Writing and reality

 

Ray Bradbury once said: “You may stay drunk on writing so reality cannot destroy you”. Which was perhaps a more zen approach than Hemmingway’s staying drunk on alcohol, but I digress. People assume that because writers examine life closely then we also examine reality. For me that’s not the case. I see reality as a weight in fiction, it helps makes the fantastical believable. Reality by itself is too often bills, disappointment, drudgery. You can’t underestimate the feeling a writer has when everything is working on the page; you’re creating cities, people, entire worlds, then you go back to reality and realise how little you’re actually in control of.

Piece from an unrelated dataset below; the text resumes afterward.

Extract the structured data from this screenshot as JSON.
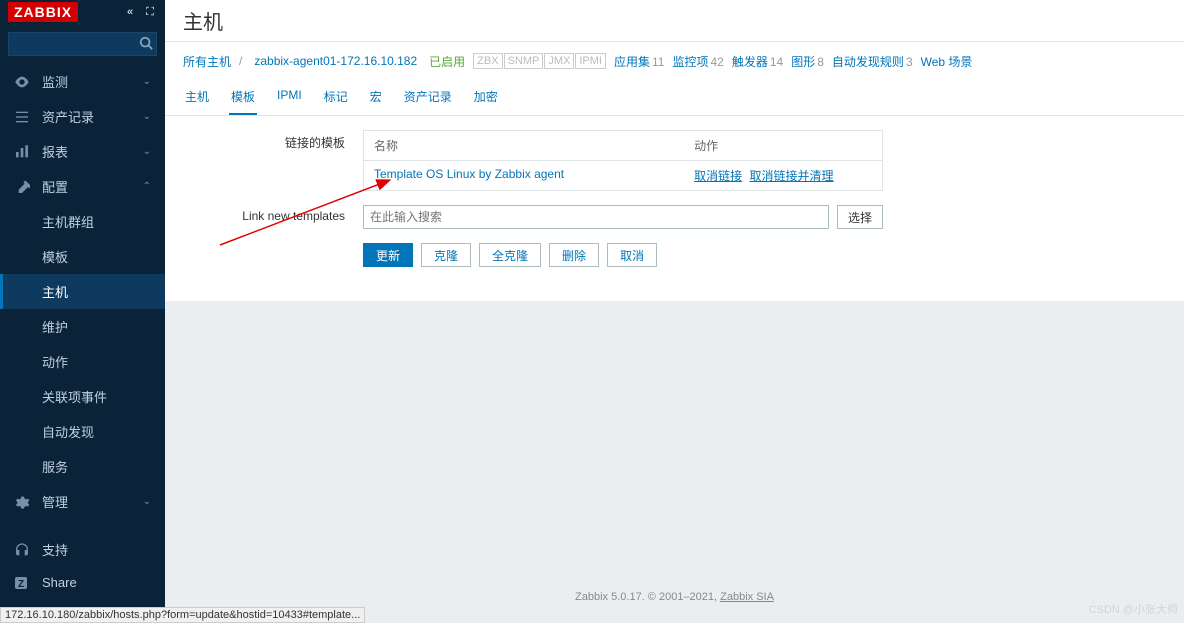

It seems comical to quote Nietzsche’s “when you gaze long into an abyss, the abyss also gazes into you” when you’re discussing filling out tax returns or budgeting for the month, but there’s truth there too. Writers can find it difficult to know when to feel and when to guard ourselves; we do the first automatically because we want to sample and experience everything, but if you don’t learn to do the latter as well then life is a blunt, repetitive hammer that will smash you to pieces. Not all of us, in fact most of us don’t, work at day jobs that we love. If you step into a cold, logical, workplace environment with all your senses open then it’s the equivalent of asking a child to sit for eight hours in a featureless room. You can permanently damage your creativity if you don’t craft armour to wear during the everyday slog.

As to fashioning that armour? Let me know if you figure it out. I think mine was beaten out of a rusty plough.